At least four other aerospace companies are developing RLVs, with each design more bizarre than the next. One has rotary blades on its nose cone and takes off like a rocket while landing like a helicopter. Another is a needle-nosed space plane that spits out its payload from a forward hatch that opens like a Venus flytrap. Another space plane enters an altitude of 20,000 feet by being tethered to a modified Boeing 747 or other commercial airplane before disconnecting and zooming into orbit on the strength of its own engine. Although none of these other RLVs is as far along in development as VentureStar or K-1, Wang says he believes the commercial satellite market can only grow, which would necessitate more RLVs.
Tens of billions of dollars already have been invested in global satellite communications networks. Motorola's Iridium, for example, is up and operating, allowing callers to use a wireless telephone from anywhere on earth. On the horizon for a 2003 launching is a $9 billion effort initially financed by Microsoft chairman Bill Gates called Teledesic, which will offer businesses Internet access at speeds 2,000 times faster than a 28.8 modem and the unlimited ability to teleconference and link computer systems. Iridium uses 66 satellites, while Teledesic would employ 288.
Satellites must be replaced about every five to seven years, and industry experts estimate that 1,400 low-orbiting communication satellites will be launched in the next 10 years. That is a conservative estimate based only on satellite networks already in place or in planning.
"As we lower the launch costs dramatically," Wang says, "we can only expect that to be a catalyst for more to get into the market."
Moser spent the last 12 years in the Washington, D.C., area, working at NASA headquarters and, later, for two different aerospace companies, ANSER and Fairchild Space. At NASA headquarters, Moser had two jobs: to salvage the shuttle program after the Challenger explosion and to promote the $22 billion International Space Station. He made sales pitches to Congress for both.
Despite his personal fashion preference for suits, Moser hated Washington and was all set to retire this year in Texas, where he and his wife are building a ranch home in the Hill Country. That's when Cunningham, the commission chairman, recruited him to lead the agency.

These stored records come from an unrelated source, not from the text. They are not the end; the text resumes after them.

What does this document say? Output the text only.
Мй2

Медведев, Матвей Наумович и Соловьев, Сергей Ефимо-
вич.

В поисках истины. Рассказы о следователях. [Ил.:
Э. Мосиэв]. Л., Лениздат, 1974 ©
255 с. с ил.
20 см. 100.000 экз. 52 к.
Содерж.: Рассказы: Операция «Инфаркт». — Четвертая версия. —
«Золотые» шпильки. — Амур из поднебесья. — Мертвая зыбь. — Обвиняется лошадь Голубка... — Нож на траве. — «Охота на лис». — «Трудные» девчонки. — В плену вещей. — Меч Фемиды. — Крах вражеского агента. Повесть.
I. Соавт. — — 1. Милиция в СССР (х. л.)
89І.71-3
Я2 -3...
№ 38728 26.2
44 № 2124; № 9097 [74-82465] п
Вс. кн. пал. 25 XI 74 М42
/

"This is not an aerospace job--it's a political job," says Cunningham, who traveled to space in October 1968 as the pilot of Apollo 7, the first NASA mission in which on-board crew activities were televised. "Tom dealt with enough politics at NASA with Congress to know how to work in that area."
Tom Moser is facing a tough audience again. In a hearing room on the eighth floor of a nondescript state office building near the Capitol in Austin, he is about to break the news to some of the 30 or so local boosters that their bids to have a spaceport in their region have failed to get passing grades in a technical evaluation.
Of the seven regions bidding for the spaceport (two proposed more than one site), three will walk away hopeful from this meeting and four will be disappointed, having realized that their $14,300 investment toward the technical study produced no yield for their communities. Moser's meeting has produced an atmosphere much like a courtroom before a verdict is read. This, too, is by design. Moser wants Texas' bid for a spaceport to be all-for-one and one-for-all, where cooperation is emphasized over competition. When Moser began soliciting proposals from regional economic development groups in March, he told them that they would have to support the winner, even if they weren't it.